Most Amazonian lodges are an hour or more away by boat; the city Manaus itself is a former successful rubber producing city that’s now the hub for manufacturing electronic parts for phones and the like. The rubber production went to Malaysia, so there was a real connection to Yi Ta’s great grandfather, who was a rubber producer there. There’s still a fascinating port, and the river communities nearby were as interesting as the river lodges themselves. We took a small boat out from the port, and had a chance to visit an animal rescue centre. It was in effect, a small home within a fishing community.
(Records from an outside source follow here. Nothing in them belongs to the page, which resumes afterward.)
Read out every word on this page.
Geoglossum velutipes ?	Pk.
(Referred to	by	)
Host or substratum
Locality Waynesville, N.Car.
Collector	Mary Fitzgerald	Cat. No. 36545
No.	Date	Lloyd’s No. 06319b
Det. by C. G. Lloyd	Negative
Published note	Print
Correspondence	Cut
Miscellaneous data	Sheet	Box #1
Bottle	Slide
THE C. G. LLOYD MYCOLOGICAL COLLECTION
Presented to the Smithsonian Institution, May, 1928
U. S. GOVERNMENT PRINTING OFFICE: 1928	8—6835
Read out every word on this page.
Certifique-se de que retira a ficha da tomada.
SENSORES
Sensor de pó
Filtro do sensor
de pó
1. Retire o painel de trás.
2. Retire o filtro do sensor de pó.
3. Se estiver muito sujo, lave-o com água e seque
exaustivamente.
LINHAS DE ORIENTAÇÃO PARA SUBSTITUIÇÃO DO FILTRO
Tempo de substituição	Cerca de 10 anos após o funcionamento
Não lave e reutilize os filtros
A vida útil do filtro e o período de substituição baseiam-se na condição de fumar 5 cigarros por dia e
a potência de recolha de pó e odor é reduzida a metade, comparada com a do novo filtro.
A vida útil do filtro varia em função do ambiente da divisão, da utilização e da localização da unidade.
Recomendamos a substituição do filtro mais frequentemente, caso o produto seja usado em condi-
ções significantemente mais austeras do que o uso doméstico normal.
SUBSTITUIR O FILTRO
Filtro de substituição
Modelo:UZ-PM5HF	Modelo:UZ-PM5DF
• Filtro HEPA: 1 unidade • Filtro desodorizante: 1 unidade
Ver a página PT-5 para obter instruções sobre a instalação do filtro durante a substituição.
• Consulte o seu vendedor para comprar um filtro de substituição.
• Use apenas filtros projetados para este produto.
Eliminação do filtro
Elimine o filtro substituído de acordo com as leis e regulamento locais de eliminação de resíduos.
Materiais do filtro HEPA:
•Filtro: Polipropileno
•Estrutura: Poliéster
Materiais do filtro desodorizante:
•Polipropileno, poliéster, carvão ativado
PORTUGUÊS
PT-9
They were tasked to care for animals that were injured; but there was no clear rehabilitation, so it isn’t clear what happens to them eventually. Here we found a three toed sloth, and a “baby” anaconda. The sloths often get tangled in fishermen’s nets as they swim across rivers; tragically, the sloths are usually killed by the fishermen as they damage the nets trying to escape. The anaconda was incredibly strong, and required a few firm hands to pry my arm out of its coils; it was incredibly heavy, and when full grown, could be 5m and over 50 kg in weight.





The government pays this family to look after the animals, but they aren’t the most popular people in the village as they highlight the issues with the animals. We pay a visit and offer a small donation to the cause, but it isn’t clear if this effort is going to succeed. We also sought out the giant Amazonian lily pad, which could grow up to 2.5m in diameter and support the weight of a full grown person. They have defensive spines at the bottom, but it was a rare find for us. The changing climate led to a sudden rise in the water levels here, drowning most plants; in Peru, the plants we sought died when ponds dried up over the course of a week. It was incredibly rubbery and resilient, and we had to resist the temptation to test its weight bearing reputation with Colette.

We stayed in an upscale lodge, which provided 2-3 excursions daily to explore the area. These included river tours, jungle walks, community visits, kayaking trips and piranha fishing. The lodgings were outstanding, and we met a fabulous Brazilian/Columbian family with two lovely daughters who Colette had a great time with. It’s been a revelation how many friends she’s been able to make on this trip, and how children get along so well even if they are from such different cultures. She disappeared with them for hours, and the few common areas made it really safe for them to wander off on their own.

We got to meet a different species of piranha (there are 30 to 60 different species, the lack of definition demonstrating how much more we have to learn), and Colette caught a couple more. She was getting more comfortable with this, and was more eager despite their sharp little teeth and powerful jaws. You can see from the photo below the piranha hole-puncher effect on a thick Amazonian leaf.





And here we saw first-hand how fast they bite, and why they were dangerous both in the water and out of the water.

During the jungle walks, we learnt about the medicinal values of many of the trees and plants; and how many of their curative properties have been researched (and patented) by pharmaceutical companies. We also found out that Tarzan doesn’t swing on vines, but Colette swings on tree roots that grow many meters from the top of trees. We found out that termites create small tunnels on trees, and swarm out harmlessly if you break the tunnels. And we found out that a fire ant/tree mutualism has a colony of ants protect a tree by destroying any form of life around that tree. The bites are incredibly painful, as Colette unfortunately found out; some tribes use the ants as a form coming to age ritual for boys by thrusting their hands into a “glove” of ants. The things guys do to attract girls.





We also found the most amazing insects, including this leaf impersonating butterfly just outside our room. We actually thought it was a leaf for the better part of a day before Colette pointed out that it moved. We also had the opportunity to take a dive into the Amazonian river, surrounded by Pirahna, and into waters so dark we couldn’t see more than a few centimetres. We could see how we were becoming more comfortable with nature, and especially so with Colette. The river is a magical place.